Un Ukrainien arrêté en Croatie pour les explosions de Nord Stream ; un second suspect arrêté
Un plongeur ukrainien est arrêté en Croatie pour l'attentat à la bombe contre Nord Stream, rejoignant une galerie de personnages qui ont transformé les tribunaux européens en feuilleton géopolitique.
Encore un jour, encore un saboteur plongeur. Un Ukrainien a été arrêté en Croatie, soupçonné d'avoir participé à l'attentat à la bombe de septembre 2022 contre les gazoducs Nord Stream. Les autorités allemandes affirment qu'il faisait partie des plongeurs qui ont posé des explosifs sur les pipelines, qui relient la Russie à l'Allemagne. C'est la deuxième arrestation dans ce complot, une saga qui a fait des merveilles pour les relations tendues entre Kiev et Berlin - l'Allemagne étant l'un des plus fervents soutiens de l'Ukraine dans son effort de guerre.
Le suspect, identifié par les procureurs comme étant le plongeur entraîné Vladimir Z, mais que l'on sait être Volodymyr Zhuravlyov, avait déjà été arrêté en Pologne en 2025. Un juge polonais avait alors refusé de l'extrader, estimant que si l'Ukraine était derrière l'attaque, c'était un acte « juste ». Cette décision a provoqué une onde de surprise dans la salle d'audience et un sourire sur le visage de l'homme dans le box. Maintenant, avec son extradition depuis la Croatie sur la table, il fera face à un juge d'instruction pour des accusations de provocation d'explosions et de sabotage.

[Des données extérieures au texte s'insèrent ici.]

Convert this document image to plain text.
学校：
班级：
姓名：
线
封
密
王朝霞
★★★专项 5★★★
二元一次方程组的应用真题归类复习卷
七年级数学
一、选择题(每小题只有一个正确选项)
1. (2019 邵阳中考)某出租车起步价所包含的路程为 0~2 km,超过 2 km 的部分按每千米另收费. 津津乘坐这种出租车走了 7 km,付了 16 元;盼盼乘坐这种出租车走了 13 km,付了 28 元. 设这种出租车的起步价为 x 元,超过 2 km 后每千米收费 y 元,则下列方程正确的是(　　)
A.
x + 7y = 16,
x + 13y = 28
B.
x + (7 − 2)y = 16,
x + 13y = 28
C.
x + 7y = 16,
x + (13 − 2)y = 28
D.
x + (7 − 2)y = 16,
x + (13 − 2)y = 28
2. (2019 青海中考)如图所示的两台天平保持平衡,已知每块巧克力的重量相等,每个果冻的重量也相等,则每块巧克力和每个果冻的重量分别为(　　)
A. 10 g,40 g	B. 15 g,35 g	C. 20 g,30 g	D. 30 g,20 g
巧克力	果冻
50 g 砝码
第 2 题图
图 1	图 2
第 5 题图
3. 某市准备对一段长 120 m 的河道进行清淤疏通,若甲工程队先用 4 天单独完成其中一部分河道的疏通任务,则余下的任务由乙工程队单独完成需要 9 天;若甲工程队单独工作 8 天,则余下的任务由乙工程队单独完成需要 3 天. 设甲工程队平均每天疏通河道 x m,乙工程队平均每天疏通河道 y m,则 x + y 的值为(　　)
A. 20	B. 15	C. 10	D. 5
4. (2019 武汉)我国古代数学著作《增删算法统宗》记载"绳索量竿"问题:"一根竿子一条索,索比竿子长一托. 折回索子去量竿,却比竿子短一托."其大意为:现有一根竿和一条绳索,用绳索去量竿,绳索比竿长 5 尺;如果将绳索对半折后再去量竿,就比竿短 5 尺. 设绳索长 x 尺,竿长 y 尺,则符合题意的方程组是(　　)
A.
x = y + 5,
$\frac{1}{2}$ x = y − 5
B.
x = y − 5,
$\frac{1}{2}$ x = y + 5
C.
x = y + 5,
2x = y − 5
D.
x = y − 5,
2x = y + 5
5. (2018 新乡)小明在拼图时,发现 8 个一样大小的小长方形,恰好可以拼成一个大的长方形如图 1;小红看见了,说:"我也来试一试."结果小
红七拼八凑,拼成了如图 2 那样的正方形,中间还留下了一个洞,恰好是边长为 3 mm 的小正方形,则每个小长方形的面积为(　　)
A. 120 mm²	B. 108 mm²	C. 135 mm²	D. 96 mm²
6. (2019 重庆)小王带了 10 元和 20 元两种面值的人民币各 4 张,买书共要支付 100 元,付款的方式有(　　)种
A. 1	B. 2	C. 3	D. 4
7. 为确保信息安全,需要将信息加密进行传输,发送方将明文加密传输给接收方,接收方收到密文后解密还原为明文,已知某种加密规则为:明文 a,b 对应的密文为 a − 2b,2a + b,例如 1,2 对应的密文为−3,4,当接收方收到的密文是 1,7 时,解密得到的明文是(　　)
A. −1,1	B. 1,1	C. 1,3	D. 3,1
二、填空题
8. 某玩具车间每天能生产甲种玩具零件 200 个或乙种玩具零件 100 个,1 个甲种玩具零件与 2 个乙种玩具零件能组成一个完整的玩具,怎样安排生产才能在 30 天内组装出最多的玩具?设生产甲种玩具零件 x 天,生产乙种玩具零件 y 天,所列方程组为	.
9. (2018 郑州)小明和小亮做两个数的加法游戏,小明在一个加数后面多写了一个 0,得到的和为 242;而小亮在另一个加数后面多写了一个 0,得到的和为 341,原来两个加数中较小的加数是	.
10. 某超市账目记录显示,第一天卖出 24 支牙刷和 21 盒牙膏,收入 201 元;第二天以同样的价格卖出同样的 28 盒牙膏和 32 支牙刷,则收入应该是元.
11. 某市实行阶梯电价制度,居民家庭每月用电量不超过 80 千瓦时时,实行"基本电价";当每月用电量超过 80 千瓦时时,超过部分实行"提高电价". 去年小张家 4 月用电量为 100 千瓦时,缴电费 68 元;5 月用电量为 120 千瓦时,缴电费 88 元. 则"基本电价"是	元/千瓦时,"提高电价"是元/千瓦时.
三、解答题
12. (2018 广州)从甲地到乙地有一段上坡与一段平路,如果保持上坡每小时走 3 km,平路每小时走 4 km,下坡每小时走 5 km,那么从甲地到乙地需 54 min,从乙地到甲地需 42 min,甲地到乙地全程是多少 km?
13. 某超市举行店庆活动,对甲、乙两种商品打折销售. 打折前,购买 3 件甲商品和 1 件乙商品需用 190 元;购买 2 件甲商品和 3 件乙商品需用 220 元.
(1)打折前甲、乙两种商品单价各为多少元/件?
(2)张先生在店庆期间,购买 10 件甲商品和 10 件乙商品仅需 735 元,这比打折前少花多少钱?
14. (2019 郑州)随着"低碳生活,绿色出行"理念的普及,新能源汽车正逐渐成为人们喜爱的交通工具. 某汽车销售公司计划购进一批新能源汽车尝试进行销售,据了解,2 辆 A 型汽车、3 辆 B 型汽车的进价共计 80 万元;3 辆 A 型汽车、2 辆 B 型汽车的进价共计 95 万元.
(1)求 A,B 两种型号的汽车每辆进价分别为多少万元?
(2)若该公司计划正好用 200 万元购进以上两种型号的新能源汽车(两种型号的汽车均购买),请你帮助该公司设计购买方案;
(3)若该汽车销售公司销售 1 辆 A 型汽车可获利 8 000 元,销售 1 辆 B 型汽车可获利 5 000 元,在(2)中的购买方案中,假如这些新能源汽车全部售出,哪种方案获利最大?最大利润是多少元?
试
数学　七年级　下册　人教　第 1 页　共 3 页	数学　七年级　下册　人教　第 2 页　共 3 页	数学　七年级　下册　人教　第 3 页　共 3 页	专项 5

Son présumé complice, l'ancien officier militaire ukrainien Serhiy Kuznetsov, a été arrêté en Italie en août 2025 et extradé vers l'Allemagne, où il doit être jugé. Il a nié toute implication et a comparu devant un tribunal de Hambourg en juin. Les procureurs affirment que Kuznetsov dirigeait l'équipe qui a loué un yacht à Rostock, en Allemagne, pour poser des explosifs près de l'île danoise de Bornholm. Les enquêteurs allemands ont déclaré au Conseil de sécurité de l'ONU que des « traces d'explosifs sous-marins ont été trouvées dans des échantillons du bateau », comme l'a rapporté Reuters.
Les explosions ont paralysé le gazoduc Nord Stream 1, qui était en service à l'époque, tandis que Nord Stream 2 n'était pas encore opérationnel. Au départ, Moscou a été tenu pour responsable, mais des signes d'implication ukrainienne sont apparus. Kiev a nié à plusieurs reprises tout rôle. Les tribunaux allemands affirment leur compétence car les pipelines se terminent à Lubmin, dans le Mecklembourg-Poméranie-Occidentale, et les procureurs soutiennent que la destruction a affecté la sécurité énergétique et la sécurité intérieure du pays.
L'Allemagne a été un champion du projet Nord Stream, apportant un soutien technique et politique - Angela Merkel a même assisté à son lancement en 2011. La Pologne, cependant, a toujours détesté le pipeline, arguant qu'il rendait Berlin trop dépendant de Moscou et privait Varsovie de frais de transit. L'Ukraine et les États-Unis s'y sont également opposés. Ainsi, dans un retournement qui ne surprend personne, les présumés saboteurs sont ukrainiens, et toute l'affaire est devenue un casse-tête diplomatique pour Berlin, qui se retrouve à poursuivre des personnes du pays même qu'il arme. Bienvenue dans la guerre hybride, en effet.